What is less clear to me is how many people living and working in the Arctic region will actually want to get their hands on this particular t-shirt. If you take internal flights in places like Alaska and northern Canada, it is common to see people (and I mean Northern residents including non-indigenous and indigenous peoples) wearing t shirts and baseball caps. But their clothing and head ware will often feature the part of the Arctic that they hail from (e.g. Barrow Alaska). There is a huge premium placed on rootedness and connection to particular communities. They might well share concerns about climate change but they might also raise an eyebrow or two when told that the Arctic needs to be ‘saved’. Saved from what? Who is going to do the saving? And who would judge what is safe and not-safe for example?

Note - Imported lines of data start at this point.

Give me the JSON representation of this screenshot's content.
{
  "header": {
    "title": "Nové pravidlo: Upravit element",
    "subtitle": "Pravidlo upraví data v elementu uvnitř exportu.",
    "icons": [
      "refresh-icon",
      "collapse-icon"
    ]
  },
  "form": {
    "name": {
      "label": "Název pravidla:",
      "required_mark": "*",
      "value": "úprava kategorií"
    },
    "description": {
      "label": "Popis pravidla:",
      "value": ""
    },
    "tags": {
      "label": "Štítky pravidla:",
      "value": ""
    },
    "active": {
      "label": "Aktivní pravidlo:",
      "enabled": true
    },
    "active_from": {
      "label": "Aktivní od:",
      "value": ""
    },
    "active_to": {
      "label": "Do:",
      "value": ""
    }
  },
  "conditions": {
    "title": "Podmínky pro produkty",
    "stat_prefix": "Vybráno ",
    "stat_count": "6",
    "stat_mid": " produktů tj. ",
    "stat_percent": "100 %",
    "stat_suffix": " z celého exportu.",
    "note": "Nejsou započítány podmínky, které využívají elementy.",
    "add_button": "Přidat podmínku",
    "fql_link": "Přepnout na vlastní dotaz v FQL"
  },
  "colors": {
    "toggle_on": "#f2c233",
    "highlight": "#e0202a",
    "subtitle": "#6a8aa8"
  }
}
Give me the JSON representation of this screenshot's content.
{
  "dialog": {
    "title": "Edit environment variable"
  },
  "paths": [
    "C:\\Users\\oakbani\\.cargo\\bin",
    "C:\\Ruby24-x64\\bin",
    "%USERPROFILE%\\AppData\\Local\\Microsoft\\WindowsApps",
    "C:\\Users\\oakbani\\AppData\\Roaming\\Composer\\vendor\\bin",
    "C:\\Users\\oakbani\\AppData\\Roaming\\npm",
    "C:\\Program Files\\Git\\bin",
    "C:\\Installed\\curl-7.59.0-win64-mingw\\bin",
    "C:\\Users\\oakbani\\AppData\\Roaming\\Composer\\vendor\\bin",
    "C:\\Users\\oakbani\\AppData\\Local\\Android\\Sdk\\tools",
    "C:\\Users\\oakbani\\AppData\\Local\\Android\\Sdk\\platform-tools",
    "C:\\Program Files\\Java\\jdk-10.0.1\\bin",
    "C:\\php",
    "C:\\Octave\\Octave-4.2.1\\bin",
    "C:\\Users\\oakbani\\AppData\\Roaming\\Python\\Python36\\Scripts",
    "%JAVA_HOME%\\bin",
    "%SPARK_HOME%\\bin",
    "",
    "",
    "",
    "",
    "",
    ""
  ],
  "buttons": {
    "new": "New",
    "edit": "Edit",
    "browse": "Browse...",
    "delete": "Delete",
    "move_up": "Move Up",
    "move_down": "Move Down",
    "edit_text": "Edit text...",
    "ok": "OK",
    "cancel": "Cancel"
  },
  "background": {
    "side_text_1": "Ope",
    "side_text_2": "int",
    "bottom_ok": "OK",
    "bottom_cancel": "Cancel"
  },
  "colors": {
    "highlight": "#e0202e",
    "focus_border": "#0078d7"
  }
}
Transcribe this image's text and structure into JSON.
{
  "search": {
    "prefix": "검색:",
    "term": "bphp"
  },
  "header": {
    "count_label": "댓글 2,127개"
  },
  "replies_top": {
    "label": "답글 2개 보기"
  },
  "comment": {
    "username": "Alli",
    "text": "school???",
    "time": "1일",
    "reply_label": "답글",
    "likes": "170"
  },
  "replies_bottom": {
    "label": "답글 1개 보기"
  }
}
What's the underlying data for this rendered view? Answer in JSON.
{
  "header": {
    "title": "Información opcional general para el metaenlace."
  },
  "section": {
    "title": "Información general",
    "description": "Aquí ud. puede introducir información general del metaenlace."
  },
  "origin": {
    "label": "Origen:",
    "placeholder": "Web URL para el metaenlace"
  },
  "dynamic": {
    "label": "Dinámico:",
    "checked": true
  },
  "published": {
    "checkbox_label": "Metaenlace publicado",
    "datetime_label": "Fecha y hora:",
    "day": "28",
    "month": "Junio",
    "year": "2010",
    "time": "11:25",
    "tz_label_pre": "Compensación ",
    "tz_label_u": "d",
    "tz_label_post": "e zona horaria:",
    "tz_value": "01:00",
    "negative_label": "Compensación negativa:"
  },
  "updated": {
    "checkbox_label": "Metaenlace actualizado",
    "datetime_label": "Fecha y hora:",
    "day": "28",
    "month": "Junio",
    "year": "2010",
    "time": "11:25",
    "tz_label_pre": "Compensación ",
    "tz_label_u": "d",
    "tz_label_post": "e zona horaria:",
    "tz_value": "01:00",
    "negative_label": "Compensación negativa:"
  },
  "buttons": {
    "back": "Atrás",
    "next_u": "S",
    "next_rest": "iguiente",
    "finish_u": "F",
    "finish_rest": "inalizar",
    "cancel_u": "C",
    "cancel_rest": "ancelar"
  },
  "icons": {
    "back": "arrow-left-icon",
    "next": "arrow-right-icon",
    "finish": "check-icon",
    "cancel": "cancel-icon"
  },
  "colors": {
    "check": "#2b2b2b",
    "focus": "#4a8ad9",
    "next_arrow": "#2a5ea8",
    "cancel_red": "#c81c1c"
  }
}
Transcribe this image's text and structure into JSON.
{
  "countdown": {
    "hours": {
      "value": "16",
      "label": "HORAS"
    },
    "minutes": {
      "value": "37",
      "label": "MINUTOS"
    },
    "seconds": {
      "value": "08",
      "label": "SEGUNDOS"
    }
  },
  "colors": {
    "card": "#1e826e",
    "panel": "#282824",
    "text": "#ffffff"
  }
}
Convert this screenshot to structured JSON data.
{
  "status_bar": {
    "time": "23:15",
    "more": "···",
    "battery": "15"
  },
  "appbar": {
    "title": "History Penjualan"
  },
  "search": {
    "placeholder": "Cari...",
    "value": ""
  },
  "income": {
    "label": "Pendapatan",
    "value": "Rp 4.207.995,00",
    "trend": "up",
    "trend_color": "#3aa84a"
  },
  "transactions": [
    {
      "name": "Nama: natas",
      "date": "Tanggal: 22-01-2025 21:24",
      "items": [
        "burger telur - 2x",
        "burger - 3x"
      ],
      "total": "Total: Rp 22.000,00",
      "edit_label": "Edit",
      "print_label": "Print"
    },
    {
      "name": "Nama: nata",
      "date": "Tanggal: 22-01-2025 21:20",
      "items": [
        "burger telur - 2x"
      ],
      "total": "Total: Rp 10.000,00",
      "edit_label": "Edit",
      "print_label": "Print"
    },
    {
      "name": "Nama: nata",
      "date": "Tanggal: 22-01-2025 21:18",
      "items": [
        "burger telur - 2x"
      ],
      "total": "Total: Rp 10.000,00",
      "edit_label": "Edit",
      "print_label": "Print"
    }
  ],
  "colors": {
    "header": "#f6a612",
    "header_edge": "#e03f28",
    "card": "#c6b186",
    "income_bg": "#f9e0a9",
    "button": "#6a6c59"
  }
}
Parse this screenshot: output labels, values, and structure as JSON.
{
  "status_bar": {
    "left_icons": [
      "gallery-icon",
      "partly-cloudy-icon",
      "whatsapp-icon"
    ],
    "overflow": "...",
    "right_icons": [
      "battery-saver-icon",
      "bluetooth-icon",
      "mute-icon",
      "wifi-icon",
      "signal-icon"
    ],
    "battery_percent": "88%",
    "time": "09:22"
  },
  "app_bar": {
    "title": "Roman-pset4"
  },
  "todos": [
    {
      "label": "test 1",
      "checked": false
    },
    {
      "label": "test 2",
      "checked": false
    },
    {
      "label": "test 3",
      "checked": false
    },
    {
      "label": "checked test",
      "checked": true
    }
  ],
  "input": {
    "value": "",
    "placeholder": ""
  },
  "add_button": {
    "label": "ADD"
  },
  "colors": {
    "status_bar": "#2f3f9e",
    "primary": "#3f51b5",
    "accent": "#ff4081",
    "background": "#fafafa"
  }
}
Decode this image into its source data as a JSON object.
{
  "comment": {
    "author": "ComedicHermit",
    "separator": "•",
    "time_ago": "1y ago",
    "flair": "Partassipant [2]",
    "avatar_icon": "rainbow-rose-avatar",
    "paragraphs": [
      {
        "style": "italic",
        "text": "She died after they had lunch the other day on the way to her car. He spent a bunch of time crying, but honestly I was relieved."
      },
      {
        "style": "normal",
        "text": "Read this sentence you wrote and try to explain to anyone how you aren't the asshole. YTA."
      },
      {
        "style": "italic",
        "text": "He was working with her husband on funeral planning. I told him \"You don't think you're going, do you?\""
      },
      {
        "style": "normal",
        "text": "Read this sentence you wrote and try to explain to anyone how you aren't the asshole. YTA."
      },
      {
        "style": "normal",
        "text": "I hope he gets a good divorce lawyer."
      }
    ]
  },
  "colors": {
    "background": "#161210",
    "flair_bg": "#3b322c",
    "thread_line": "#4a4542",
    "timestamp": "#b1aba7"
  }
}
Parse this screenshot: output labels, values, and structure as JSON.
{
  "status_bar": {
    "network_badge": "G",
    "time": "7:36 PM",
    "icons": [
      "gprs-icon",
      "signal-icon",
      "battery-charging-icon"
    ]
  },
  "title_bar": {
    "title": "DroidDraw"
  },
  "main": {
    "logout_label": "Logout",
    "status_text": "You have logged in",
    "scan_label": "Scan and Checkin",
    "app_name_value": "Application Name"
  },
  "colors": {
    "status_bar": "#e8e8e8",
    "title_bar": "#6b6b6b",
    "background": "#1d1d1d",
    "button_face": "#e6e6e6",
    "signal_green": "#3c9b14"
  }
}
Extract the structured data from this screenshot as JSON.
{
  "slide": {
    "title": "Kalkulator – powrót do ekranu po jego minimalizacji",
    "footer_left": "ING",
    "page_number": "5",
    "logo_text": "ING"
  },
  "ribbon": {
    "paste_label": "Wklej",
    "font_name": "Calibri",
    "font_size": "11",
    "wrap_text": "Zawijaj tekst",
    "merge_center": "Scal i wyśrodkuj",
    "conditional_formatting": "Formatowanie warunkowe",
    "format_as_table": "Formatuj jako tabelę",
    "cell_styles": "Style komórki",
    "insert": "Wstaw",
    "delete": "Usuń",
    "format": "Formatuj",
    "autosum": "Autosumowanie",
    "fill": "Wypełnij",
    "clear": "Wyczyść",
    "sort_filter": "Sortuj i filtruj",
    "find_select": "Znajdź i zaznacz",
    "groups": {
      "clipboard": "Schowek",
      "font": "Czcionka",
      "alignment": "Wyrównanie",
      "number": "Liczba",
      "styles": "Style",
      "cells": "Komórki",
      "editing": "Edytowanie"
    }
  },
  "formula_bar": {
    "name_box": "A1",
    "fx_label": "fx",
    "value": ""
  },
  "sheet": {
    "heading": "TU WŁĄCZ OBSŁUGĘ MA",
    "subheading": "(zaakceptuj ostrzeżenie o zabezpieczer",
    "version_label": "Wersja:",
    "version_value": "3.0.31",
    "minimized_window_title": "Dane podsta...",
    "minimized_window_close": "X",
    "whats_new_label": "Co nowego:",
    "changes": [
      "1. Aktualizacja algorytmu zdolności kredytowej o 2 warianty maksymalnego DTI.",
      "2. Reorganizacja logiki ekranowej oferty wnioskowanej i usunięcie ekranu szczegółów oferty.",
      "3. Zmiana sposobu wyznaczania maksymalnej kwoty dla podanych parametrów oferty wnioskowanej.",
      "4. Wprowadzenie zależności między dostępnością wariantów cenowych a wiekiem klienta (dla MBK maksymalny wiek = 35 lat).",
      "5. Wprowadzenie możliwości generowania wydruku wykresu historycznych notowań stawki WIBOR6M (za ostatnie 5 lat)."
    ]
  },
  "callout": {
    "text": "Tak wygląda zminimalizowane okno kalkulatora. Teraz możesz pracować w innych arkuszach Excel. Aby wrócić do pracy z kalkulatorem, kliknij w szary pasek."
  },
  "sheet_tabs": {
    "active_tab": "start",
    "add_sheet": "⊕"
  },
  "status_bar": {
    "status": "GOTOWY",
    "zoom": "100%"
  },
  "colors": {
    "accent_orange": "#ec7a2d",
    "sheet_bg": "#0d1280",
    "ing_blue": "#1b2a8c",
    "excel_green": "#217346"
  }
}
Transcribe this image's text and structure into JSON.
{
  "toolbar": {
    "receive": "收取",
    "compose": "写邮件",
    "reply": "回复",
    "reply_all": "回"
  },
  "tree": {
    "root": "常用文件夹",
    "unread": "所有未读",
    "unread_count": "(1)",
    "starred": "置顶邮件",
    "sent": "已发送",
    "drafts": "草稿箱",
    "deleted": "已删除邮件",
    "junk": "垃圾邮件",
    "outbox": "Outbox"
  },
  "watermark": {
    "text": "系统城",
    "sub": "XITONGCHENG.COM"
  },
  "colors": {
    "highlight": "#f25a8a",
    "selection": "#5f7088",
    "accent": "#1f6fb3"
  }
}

One of the challenges for those who wish to ‘save the Arctic’ is that ‘the Arctic’ is a large complex space. There are many Arctics with an array of challenges and opportunities. The ‘Norwegian Arctic’ is hugely different to the vast, geographically scattered ‘Canadian Arctic’ composed of communities – some large and some small. Resource development is complicated in the Arctic – resource-related projects provide employment and training opportunities on the one hand and on the other hand in places like Greenland they also provide hope for some that independence might be a possibility. So the idea of ‘saving’ the Arctic might generate rather mixed emotions within northern communities where consultation, engagement, legal rights, traditional knowledge and revenue sharing all matter greatly. But as with other parts of the world, the idea that others should dictate what is to be ‘saved’ can also breed resentment.
Putting a flag on the surface of the central Arctic Ocean invites speculation about intent and scope. While there is a case to be made about the central Arctic Ocean being a global common, for many Northern residents and Arctic states it also appears to be a ‘flagging strategy’ initiating a wider geographical concern for the fate of the Arctic as a whole. But as I have noted, you generalise about ‘the Arctic’ at your peril.